As part of a coordinated litigation strategy involving parallel litigation, our team prepared, prosecuted, and later defended several patents in post grant review challenges. The patents claim processes for producing polyunsaturated fats (PUFAs) in transgenic plants, where, before this invention, such PUFAs were available predominantly only from fish. The matters were resolved via a favorable global settlement of these and other litigation. The cases were styled as Commonwealth Scientific and Industrial Research Organisation v. BASF Plant Science Company GmbH.*


Successfully represented BASF in a multi-patent interference regarding plant herbicide compositions. The case was Refsell (Valent USA Corp. and Sumitomo Chemical Co) v. Sievernich (BASF SE).*


Successfully represented Groupon in several post-grant review proceedings that led the Patent Office to cancel patent claims owned by a non-practicing entity that asserted in a Delaware federal court that Groupon infringed. Our team also successfully defended those decisions on appeals at the Federal Circuit. The case was Groupon, Inc. v. Kroy IP Holdings, LLC.

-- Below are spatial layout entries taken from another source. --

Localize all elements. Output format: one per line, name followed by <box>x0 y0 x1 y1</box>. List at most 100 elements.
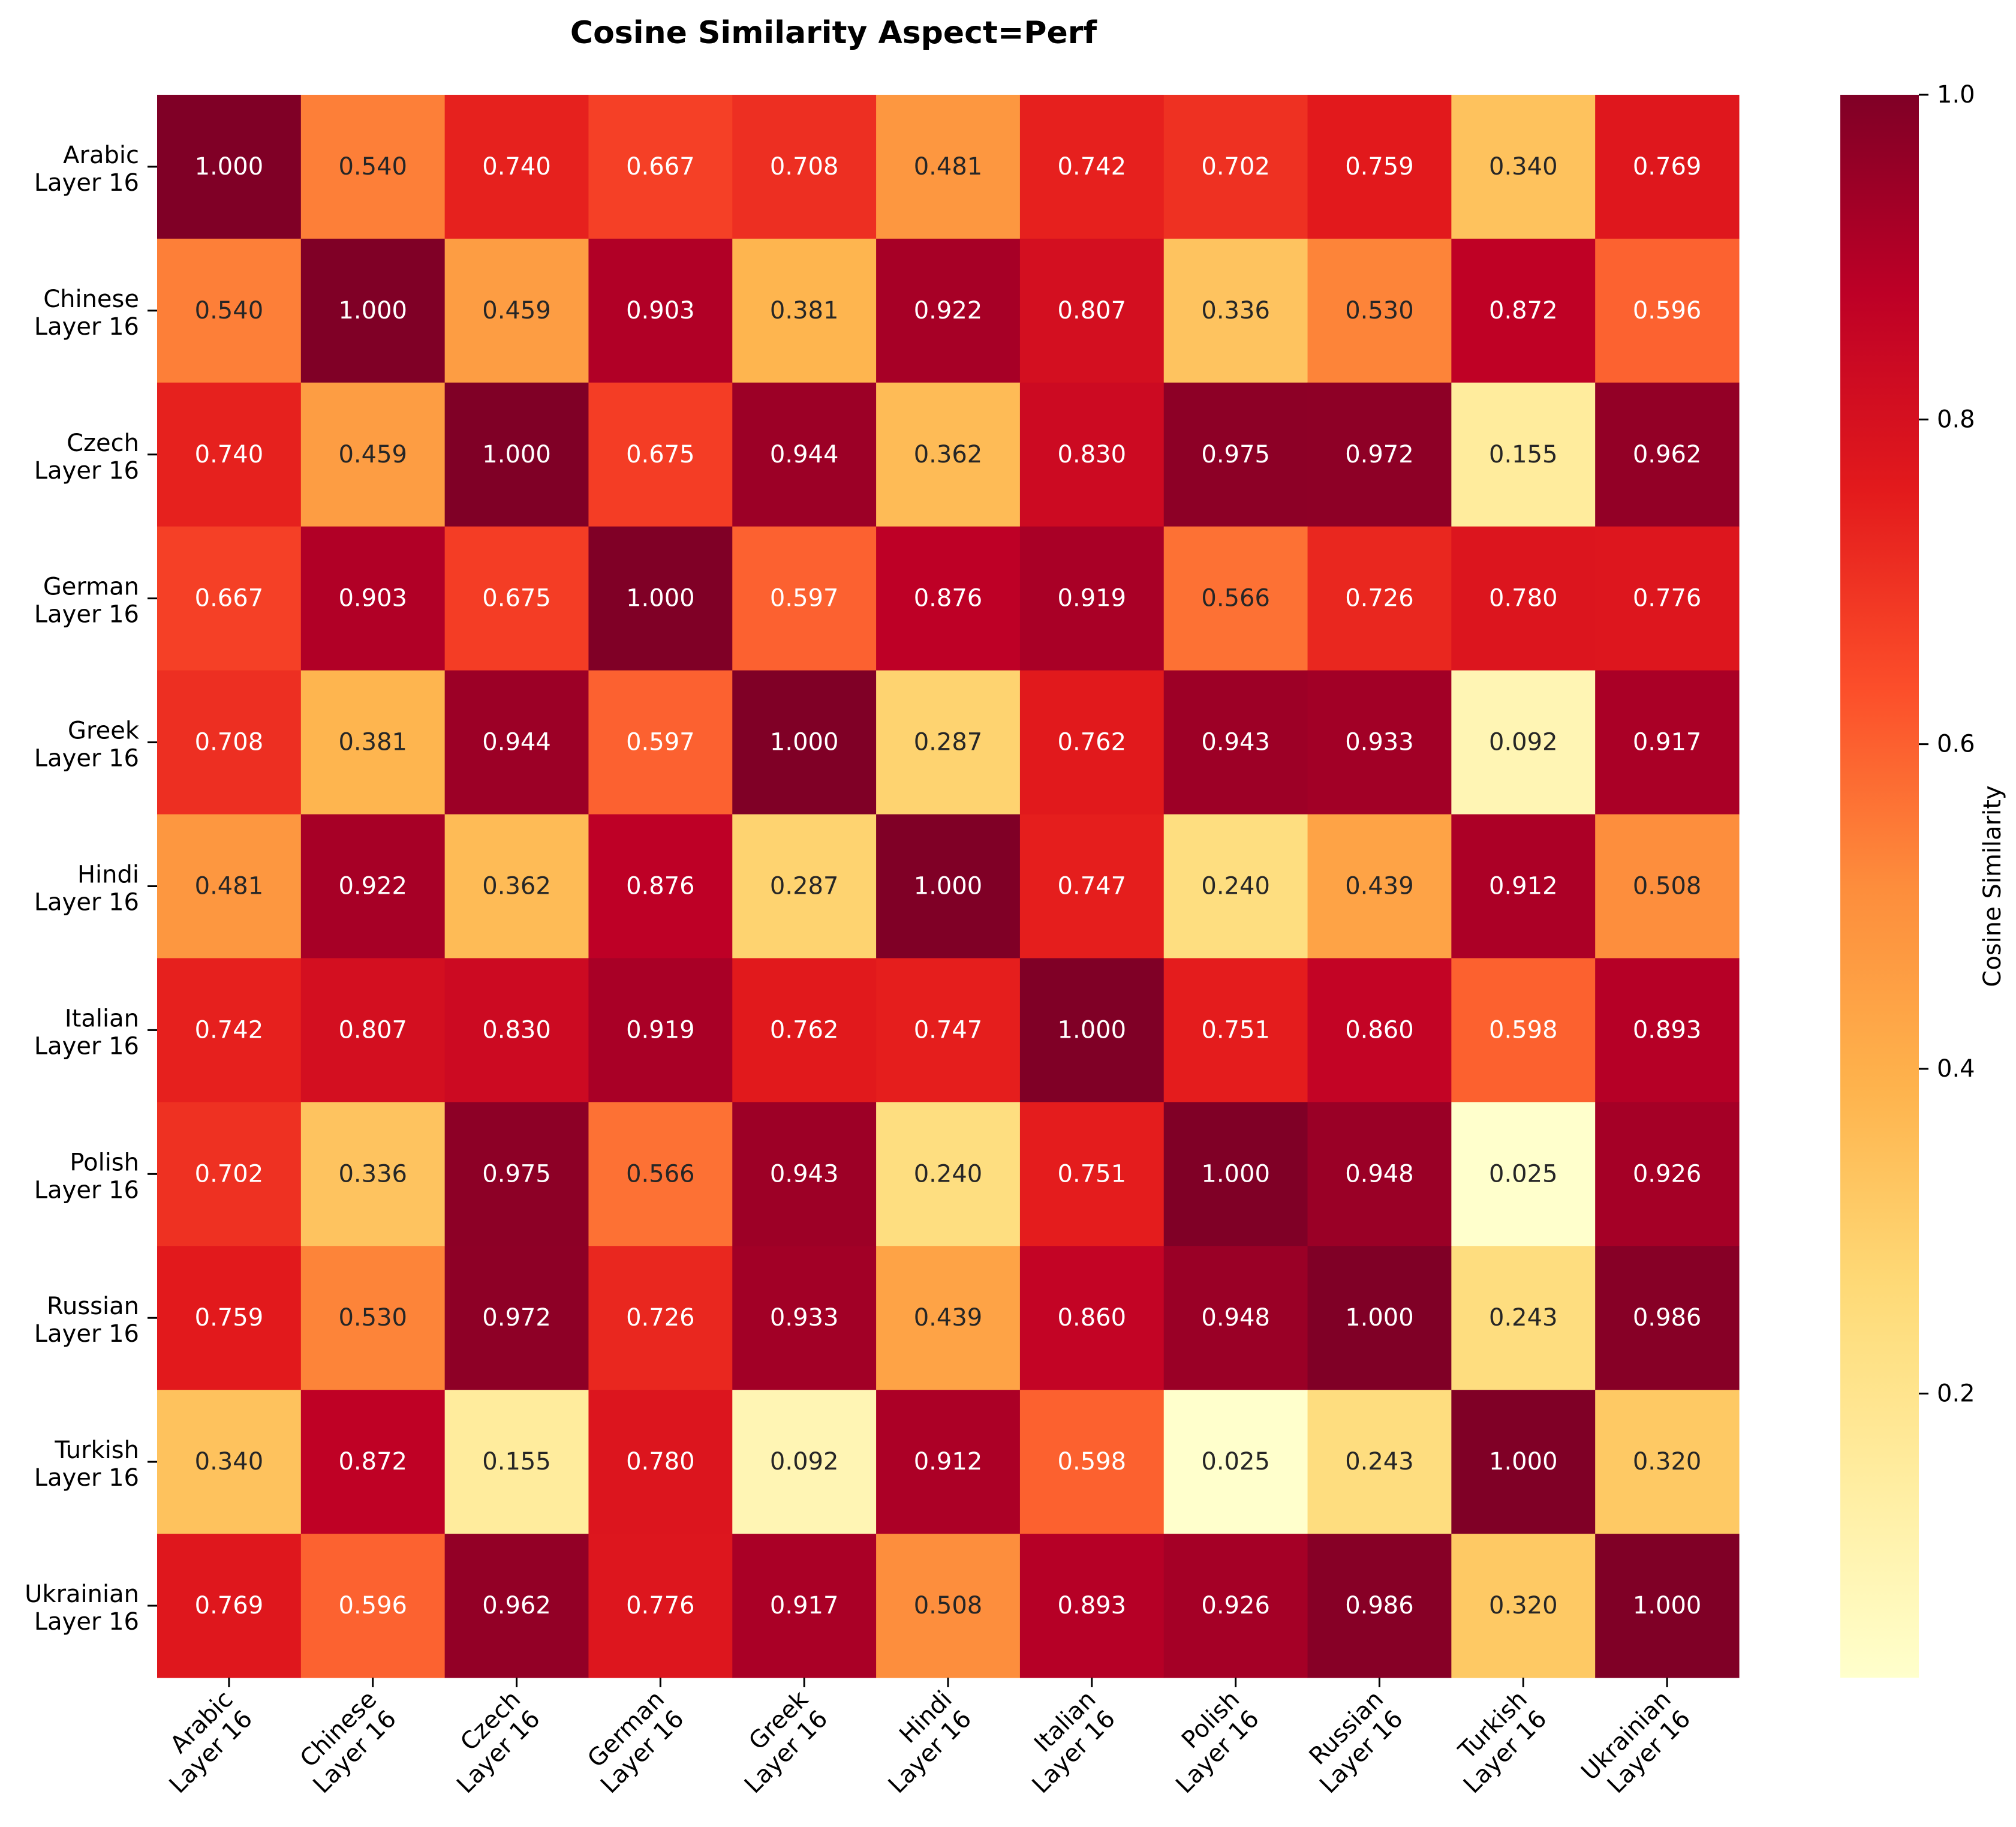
cell-label-r0-c1: 0.540 <box>338 153 407 181</box>
cell-label-r9-c7: 0.025 <box>1201 1448 1270 1476</box>
y-tick-label-1: Chinese Layer 16 <box>34 286 139 341</box>
cell-label-r4-c10: 0.917 <box>1633 729 1702 756</box>
cell-r6-c1 <box>300 958 446 1102</box>
chart-title: Cosine Similarity Aspect=Perf <box>570 15 1098 51</box>
cell-r3-c0 <box>157 526 302 671</box>
cell-r0-c8 <box>1307 95 1452 239</box>
cell-label-r1-c7: 0.336 <box>1201 297 1270 324</box>
cell-r2-c4 <box>732 382 877 527</box>
cell-label-r5-c10: 0.508 <box>1633 873 1702 900</box>
cell-label-r2-c7: 0.975 <box>1201 441 1270 468</box>
x-tick-label-2: CzechLayer 16 <box>432 1685 546 1799</box>
cell-label-r8-c3: 0.726 <box>626 1304 695 1332</box>
y-tick-label-2: Czech Layer 16 <box>34 429 139 485</box>
cell-r2-c2 <box>444 382 589 527</box>
cell-label-r3-c5: 0.876 <box>914 585 983 612</box>
cell-label-r2-c4: 0.944 <box>770 441 839 468</box>
cell-r9-c0 <box>157 1390 302 1534</box>
cell-label-r5-c6: 0.747 <box>1058 873 1127 900</box>
cell-label-r4-c6: 0.762 <box>1058 729 1127 756</box>
cell-label-r4-c0: 0.708 <box>195 729 264 756</box>
colorbar-tick-label-3: 0.8 <box>1937 405 1975 433</box>
cell-label-r10-c8: 0.986 <box>1345 1592 1414 1619</box>
y-tick-label-10: Ukrainian Layer 16 <box>25 1580 139 1636</box>
cell-r3-c10 <box>1595 526 1740 671</box>
cell-label-r7-c10: 0.926 <box>1633 1160 1702 1188</box>
cell-label-r3-c4: 0.597 <box>770 585 839 612</box>
cell-label-r2-c3: 0.675 <box>626 441 695 468</box>
cell-r6-c2 <box>444 958 589 1102</box>
y-tick-label-3: German Layer 16 <box>34 573 139 629</box>
cell-r8-c2 <box>444 1246 589 1390</box>
cell-r2-c8 <box>1307 382 1452 527</box>
cell-label-r10-c1: 0.596 <box>338 1592 407 1619</box>
cell-r7-c9 <box>1451 1102 1596 1246</box>
cell-r6-c7 <box>1163 958 1308 1102</box>
y-tick-label-0: Arabic Layer 16 <box>34 142 139 197</box>
cell-label-r1-c8: 0.530 <box>1345 297 1414 324</box>
cell-r8-c1 <box>300 1246 446 1390</box>
cell-label-r4-c1: 0.381 <box>338 729 407 756</box>
cell-label-r1-c6: 0.807 <box>1058 297 1127 324</box>
cell-r8-c6 <box>1019 1246 1165 1390</box>
cell-r9-c5 <box>876 1390 1021 1534</box>
cell-r7-c8 <box>1307 1102 1452 1246</box>
y-tick-label-9: Turkish Layer 16 <box>34 1437 139 1492</box>
cell-label-r3-c1: 0.903 <box>338 585 407 612</box>
cell-label-r9-c8: 0.243 <box>1345 1448 1414 1476</box>
cell-label-r9-c6: 0.598 <box>1058 1448 1127 1476</box>
cell-label-r1-c9: 0.872 <box>1489 297 1558 324</box>
cell-r1-c2 <box>444 238 589 383</box>
cell-r6-c10 <box>1595 958 1740 1102</box>
cell-label-r6-c3: 0.919 <box>626 1016 695 1044</box>
cell-r3-c1 <box>300 526 446 671</box>
colorbar-tick-label-2: 0.6 <box>1937 731 1975 758</box>
cell-label-r8-c6: 0.860 <box>1058 1304 1127 1332</box>
cell-label-r5-c2: 0.362 <box>482 873 551 900</box>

Represented a generic pharmaceutical company in ANDA litigation in a New Jersey federal court regarding cancer therapeutics (cisplatin). The matter was resolved via a favorable settlement. The case was Research Corp. Techs. and Bristol-Myers Squibb Co. v. Ben Venue Labs* et al.


Represented Keystone Industries in a patent interference concerning patents claiming train railcar shock absorbers. The matter was resolved via a favorable settlement. The case was Monaco (Keystone Industries)* v. Kalina (FM Industries).